The situation brightened when the nutbar in the White House was defeated and stopped texting. My heart rate moderated as spring arrived and the return of robins provided hope and inspiration.
But cue the somber music. The nightmare accelerates. A new villain enters the picture. More lethal and more infectious variants are discovered and quickly add to our woes.
This time, it is our young people with the target on their backs.
I suspect my nightmares have caused me from time to time to mutter a few obscenities in my sleep.
For example, how to describe a Member of our Provincial Legislature who coaches and inspires fellow demonstrators to refuse to wear masks and social distance and insist on their right to gather in places like churches and bars.
They say they are demanding freedom. Freedom to spread disease that is filling our hospitals, exhausting health care workers, cancelling needed tests and surgeries and leaving a trail of death and misery?
I would definitely award MPP Randy Hillier and his trademark suspenders the Oscar for best performance by an actor in the nightmare episode titled Superspreaders.
On social media, he compares restrictions on travel, business and social interaction to Nazi powers under Adolf Hitler. Truly disgusting. Somebody please assure me we won’t all go this batass wacko if these pandemic orders go much past this summer.
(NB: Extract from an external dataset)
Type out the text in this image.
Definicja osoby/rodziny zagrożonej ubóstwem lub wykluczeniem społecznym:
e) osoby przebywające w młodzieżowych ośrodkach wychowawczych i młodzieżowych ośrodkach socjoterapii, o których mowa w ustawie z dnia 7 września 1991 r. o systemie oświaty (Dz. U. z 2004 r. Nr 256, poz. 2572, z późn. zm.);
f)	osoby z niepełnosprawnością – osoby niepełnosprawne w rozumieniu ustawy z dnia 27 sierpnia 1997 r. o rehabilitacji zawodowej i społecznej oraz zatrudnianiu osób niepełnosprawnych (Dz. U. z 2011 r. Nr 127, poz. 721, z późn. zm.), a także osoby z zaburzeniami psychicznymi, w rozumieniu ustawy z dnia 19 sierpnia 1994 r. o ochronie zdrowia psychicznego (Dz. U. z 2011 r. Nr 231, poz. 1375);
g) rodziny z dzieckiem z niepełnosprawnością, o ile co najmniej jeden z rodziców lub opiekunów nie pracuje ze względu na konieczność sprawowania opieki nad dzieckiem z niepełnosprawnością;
Consider as well all those young people who congregate at Breakwater Park and other places and arrogantly thumb their noses at desperate orders to isolate and protect themselves and others, especially now that new Brazil variant has its deadly hooks into people of their generation.
Many of these are Queen’s students. But don’t blame the university for this. These kids are supposed to be the brightest and best of their generation. Blame them---and a society that has created this sense of entitlement.
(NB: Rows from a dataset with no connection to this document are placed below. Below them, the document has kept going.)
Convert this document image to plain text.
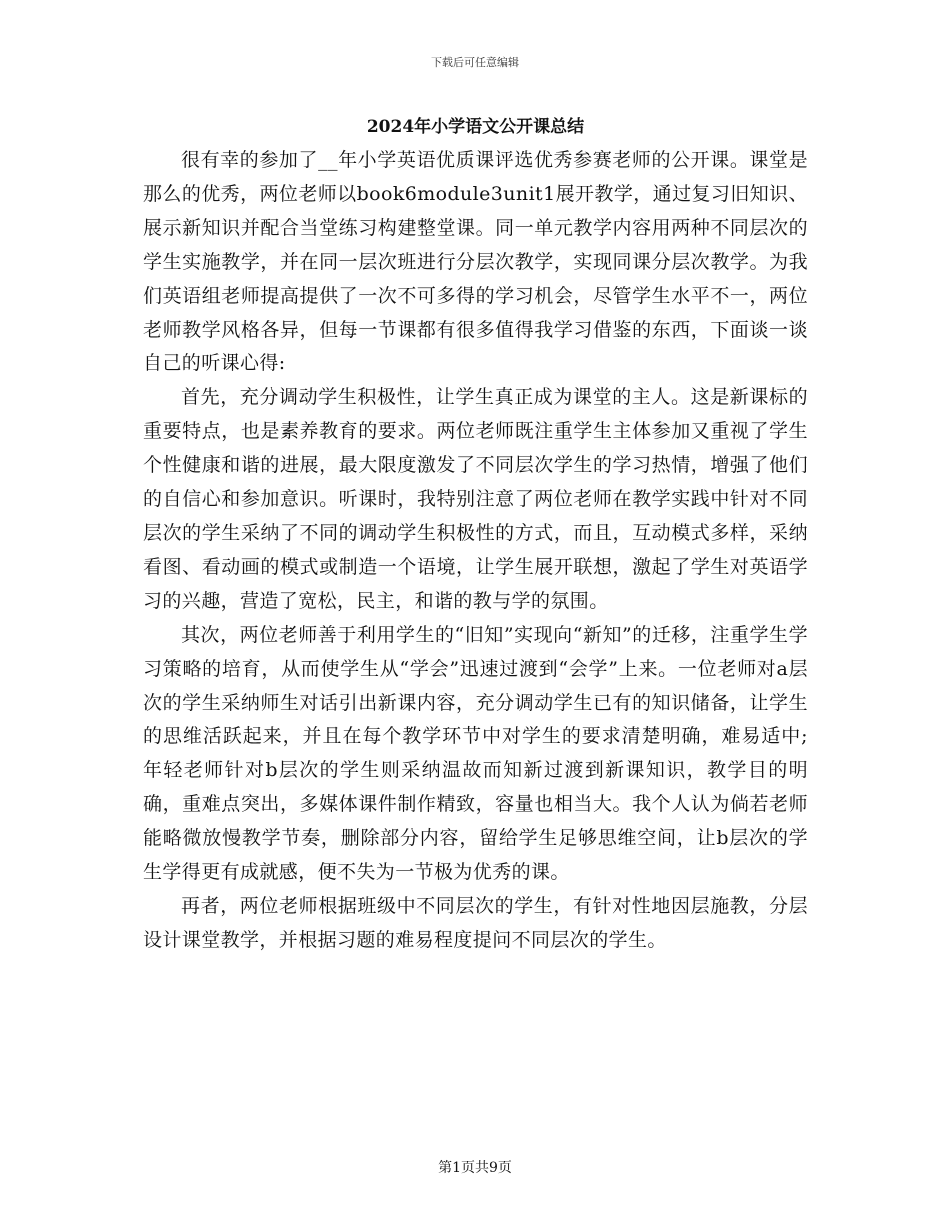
下载后可任意编辑
2024年小学语文公开课总结

很有幸的参加了__年小学英语优质课评选优秀参赛老师的公开课。课堂是那么的优秀，两位老师以book6module3unit1展开教学，通过复习旧知识、展示新知识并配合当堂练习构建整堂课。同一单元教学内容用两种不同层次的学生实施教学，并在同一层次班进行分层次教学，实现同课分层次教学。为我们英语组老师提高提供了一次不可多得的学习机会，尽管学生水平不一，两位老师教学风格各异，但每一节课都有很多值得我学习借鉴的东西，下面谈一谈自己的听课心得:

首先，充分调动学生积极性，让学生真正成为课堂的主人。这是新课标的重要特点，也是素养教育的要求。两位老师既注重学生主体参加又重视了学生个性健康和谐的进展，最大限度激发了不同层次学生的学习热情，增强了他们的自信心和参加意识。听课时，我特别注意了两位老师在教学实践中针对不同层次的学生采纳了不同的调动学生积极性的方式，而且，互动模式多样，采纳看图、看动画的模式或制造一个语境，让学生展开联想，激起了学生对英语学习的兴趣，营造了宽松，民主，和谐的教与学的氛围。

其次，两位老师善于利用学生的“旧知”实现向“新知”的迁移，注重学生学习策略的培育，从而使学生从“学会”迅速过渡到“会学”上来。一位老师对a层次的学生采纳师生对话引出新课内容，充分调动学生已有的知识储备，让学生的思维活跃起来，并且在每个教学环节中对学生的要求清楚明确，难易适中;年轻老师针对b层次的学生则采纳温故而知新过渡到新课知识，教学目的明确，重难点突出，多媒体课件制作精致，容量也相当大。我个人认为倘若老师能略微放慢教学节奏，删除部分内容，留给学生足够思维空间，让b层次的学生学得更有成就感，便不失为一节极为优秀的课。

再者，两位老师根据班级中不同层次的学生，有针对性地因层施教，分层设计课堂教学，并根据习题的难易程度提问不同层次的学生。

第1页共9页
People in my nightmare have changed. Many have thrown grooming and fashion to the wind, gained weight and become indecisive and lazy. In pre-pandemic times they would talk about kids’ sports, the stock market, the latest good movie on the big screen, new recipes, volunteerism and house prices. Even politics.
Now, there is only one subject. “Got your shot yet? Wait till I tell you about the four hours I spent on the computer and telephone….”
It’s obvious that getting vaccine into this country is a tough job. Getting it into the arms of Canadians is a whole other ball of wax.
I’m a participant in scenes where we celebrate with family and neighbours who have overcome a minefield of obstacles and received appointments to get their first shots of vaccine.
Our daughter and her husband, who live in Belleville, drove to Kingston for their vaccinations. Meanwhile, my husband got an appointment in Napanee. Our neighbours across the street are both going to Picton. And the couple next door will have to make two trips. She’s going to Belleville and he is scheduled in Picton.
To me, this resembles a sequence from the old CBC Radio show Madly Off in All Directions. Or maybe it was from the movie, The Gang That Couldn’t Shoot Straight.
It's usually about this point that I wake up and shout, “Is there anybody in charge here who knows what the hell they’re doing?”
I drag myself out of bed, crank up the coffee pot and wearily get ready to face another day of wondering how and when this nightmare will all end.